Chenchen was the only electronics engineer we had, so after the products were assembled, they would come to him for final testing before they moved on for boxing and shipping out. There was no one else who could do it, and as a result, he was constantly holding me to ransom over the hours he worked, thus restricting the output of tested amplifiers, and his wife would be harping on at me: 'Without George, you would be nowhere.'
I could see their attitude changing week by week, as the prosperity of the company and sales of the product grew. At the same time, the arrival of Sam Korobuck made Chenchen more and more frustrated. Sam had incorporated some new production methods and, in doing so, had recruited some new people. In turn, Chenchen took on some allies in the factory - a couple of girls from Sunderland who were his favourites. In his eyes, they could do no wrong, and he sat them on the production line close to him.
I'm about to tell you a story that has haunted me all my life, and still haunts me to this day.
Sam had recruited the services of a young black kid, around fifteen years old. In those days, racial discrimination was rife. Chenchen was always dropping hints about black people - 'those people', as he would call them. I won't go into detail, as it makes me sick to think of it.
Sam sat the kid down and showed him how to assemble a PCB by inserting the components then turning the board over and soldering them into place. Sam had explained to him that we needed approximately fifty of these a day, but that he didn't expect him to produce all fifty - he should just do his best, as we had other operators doing the same.

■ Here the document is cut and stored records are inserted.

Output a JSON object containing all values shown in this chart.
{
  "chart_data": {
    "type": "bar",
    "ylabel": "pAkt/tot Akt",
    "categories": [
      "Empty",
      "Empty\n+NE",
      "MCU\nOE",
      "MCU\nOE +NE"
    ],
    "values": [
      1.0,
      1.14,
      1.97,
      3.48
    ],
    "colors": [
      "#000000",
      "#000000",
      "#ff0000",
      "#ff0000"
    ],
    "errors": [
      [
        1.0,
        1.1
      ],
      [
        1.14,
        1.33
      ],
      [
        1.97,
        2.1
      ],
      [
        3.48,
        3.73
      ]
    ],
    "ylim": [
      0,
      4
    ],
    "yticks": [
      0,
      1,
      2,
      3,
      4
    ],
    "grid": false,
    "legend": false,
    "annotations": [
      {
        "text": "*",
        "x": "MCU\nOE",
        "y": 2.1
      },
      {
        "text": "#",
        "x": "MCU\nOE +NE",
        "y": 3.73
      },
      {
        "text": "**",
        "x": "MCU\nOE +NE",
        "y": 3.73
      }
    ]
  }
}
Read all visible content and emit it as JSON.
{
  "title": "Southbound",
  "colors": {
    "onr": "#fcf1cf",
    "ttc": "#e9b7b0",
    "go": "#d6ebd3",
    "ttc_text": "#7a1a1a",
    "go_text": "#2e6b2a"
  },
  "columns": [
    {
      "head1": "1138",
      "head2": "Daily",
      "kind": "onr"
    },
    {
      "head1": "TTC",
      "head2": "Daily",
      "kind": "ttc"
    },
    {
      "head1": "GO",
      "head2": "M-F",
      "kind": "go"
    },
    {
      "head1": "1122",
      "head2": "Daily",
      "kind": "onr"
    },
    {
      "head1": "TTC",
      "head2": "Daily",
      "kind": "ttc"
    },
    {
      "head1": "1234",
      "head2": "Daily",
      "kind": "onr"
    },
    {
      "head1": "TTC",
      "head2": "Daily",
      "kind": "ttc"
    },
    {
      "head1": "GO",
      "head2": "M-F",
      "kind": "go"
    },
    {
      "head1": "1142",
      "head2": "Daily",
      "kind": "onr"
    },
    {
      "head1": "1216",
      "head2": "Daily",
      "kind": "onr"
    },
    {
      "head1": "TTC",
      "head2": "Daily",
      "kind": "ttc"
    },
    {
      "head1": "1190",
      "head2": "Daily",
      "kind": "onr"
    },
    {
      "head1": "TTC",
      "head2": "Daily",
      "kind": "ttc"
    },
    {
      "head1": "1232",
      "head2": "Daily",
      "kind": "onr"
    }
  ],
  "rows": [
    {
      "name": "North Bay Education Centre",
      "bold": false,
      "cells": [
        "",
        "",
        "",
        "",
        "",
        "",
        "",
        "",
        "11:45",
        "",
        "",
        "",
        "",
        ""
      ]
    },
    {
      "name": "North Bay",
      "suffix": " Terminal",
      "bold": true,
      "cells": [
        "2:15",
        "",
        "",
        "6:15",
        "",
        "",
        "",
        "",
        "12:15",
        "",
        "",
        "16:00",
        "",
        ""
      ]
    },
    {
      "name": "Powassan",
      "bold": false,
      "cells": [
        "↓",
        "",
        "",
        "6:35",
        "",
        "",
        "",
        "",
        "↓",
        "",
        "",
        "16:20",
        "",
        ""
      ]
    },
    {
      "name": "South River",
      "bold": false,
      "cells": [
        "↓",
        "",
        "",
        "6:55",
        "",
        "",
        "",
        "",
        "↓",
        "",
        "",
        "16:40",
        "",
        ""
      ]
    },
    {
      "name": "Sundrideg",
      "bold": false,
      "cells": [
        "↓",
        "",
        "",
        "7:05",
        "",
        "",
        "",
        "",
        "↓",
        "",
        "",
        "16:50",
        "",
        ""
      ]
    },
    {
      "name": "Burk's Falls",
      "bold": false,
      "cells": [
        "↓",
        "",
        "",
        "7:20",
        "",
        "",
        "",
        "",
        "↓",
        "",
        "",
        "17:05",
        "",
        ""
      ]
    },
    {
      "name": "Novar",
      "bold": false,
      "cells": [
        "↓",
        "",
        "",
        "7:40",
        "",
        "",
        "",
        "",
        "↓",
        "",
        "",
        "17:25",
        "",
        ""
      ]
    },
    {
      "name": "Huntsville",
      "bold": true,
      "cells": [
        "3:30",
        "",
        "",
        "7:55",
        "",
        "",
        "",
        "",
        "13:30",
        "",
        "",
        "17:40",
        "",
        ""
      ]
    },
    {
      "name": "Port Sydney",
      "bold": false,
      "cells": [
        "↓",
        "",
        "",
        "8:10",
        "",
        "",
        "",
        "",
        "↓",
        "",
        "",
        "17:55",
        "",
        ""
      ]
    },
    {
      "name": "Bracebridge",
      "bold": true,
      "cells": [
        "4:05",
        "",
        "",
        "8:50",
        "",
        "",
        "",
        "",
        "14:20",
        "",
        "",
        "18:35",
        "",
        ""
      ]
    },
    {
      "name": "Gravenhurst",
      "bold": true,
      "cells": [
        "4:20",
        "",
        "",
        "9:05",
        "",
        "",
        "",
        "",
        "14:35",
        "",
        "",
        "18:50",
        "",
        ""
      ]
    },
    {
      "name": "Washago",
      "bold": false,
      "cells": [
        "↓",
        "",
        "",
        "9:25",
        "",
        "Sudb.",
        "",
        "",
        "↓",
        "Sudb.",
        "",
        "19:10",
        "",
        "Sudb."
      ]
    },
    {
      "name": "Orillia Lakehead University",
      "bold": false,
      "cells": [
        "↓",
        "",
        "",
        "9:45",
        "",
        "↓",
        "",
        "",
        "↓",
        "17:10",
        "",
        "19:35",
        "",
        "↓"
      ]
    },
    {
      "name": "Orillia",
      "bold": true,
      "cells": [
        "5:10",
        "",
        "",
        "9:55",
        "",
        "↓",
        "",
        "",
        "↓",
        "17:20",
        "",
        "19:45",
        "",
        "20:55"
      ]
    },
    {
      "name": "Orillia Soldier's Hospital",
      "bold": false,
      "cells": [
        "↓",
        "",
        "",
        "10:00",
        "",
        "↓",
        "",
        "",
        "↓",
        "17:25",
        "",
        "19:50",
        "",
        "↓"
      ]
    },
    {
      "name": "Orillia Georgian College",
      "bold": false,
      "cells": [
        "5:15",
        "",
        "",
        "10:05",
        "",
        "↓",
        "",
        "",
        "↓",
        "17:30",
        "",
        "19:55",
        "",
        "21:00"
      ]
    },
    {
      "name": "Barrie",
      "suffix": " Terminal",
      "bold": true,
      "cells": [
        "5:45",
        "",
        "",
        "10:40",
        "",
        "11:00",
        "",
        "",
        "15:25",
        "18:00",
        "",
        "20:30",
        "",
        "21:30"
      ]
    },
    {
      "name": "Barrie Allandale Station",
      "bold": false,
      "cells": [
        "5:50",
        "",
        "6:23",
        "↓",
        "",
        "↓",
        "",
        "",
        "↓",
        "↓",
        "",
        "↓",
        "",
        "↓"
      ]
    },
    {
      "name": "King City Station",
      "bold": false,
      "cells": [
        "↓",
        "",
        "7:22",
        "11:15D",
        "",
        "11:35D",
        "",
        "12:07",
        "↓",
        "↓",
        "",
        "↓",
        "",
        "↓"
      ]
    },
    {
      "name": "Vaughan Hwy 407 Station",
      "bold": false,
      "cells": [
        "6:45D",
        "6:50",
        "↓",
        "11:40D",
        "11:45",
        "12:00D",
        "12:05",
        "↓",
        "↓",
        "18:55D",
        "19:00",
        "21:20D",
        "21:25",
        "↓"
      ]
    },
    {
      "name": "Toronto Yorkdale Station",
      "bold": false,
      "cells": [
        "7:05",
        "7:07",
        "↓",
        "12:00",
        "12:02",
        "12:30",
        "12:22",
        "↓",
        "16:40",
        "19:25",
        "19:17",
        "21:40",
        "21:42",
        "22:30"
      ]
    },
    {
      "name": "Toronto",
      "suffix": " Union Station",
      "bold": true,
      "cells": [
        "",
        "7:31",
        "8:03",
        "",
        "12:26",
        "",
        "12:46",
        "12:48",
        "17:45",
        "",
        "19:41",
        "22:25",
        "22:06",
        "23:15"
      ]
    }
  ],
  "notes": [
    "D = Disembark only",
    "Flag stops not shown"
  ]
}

I can visualise that kid now. He was happy as Larry, beavering away assembling these boards. Sam would come up to me and whisper, 'Look at that kid go - he's fantastic, he's really doing well.'
However, Chenchen would get up from his testing seat and go up to the kid and say to him, 'Look here, son, this is what's called a dry joint.
I'm
sat over there, working my arse off trying to fix these amplifiers, and
you
are making more faults with these dry joints, so watch out.'
A 'dry joint' meant that a component on the PCB wasn't making good contact due to poor soldering. In truth, there may have been the odd dry joint - even the Sunderland dollies made them - but certainly there were no more
than you would expect from any good operator. Chenchen was just angry that Sam had pulled off a great coup with this kid, who was the star of the factory. Chenchen couldn't stand it that a young black boy was making his favourites look stupid.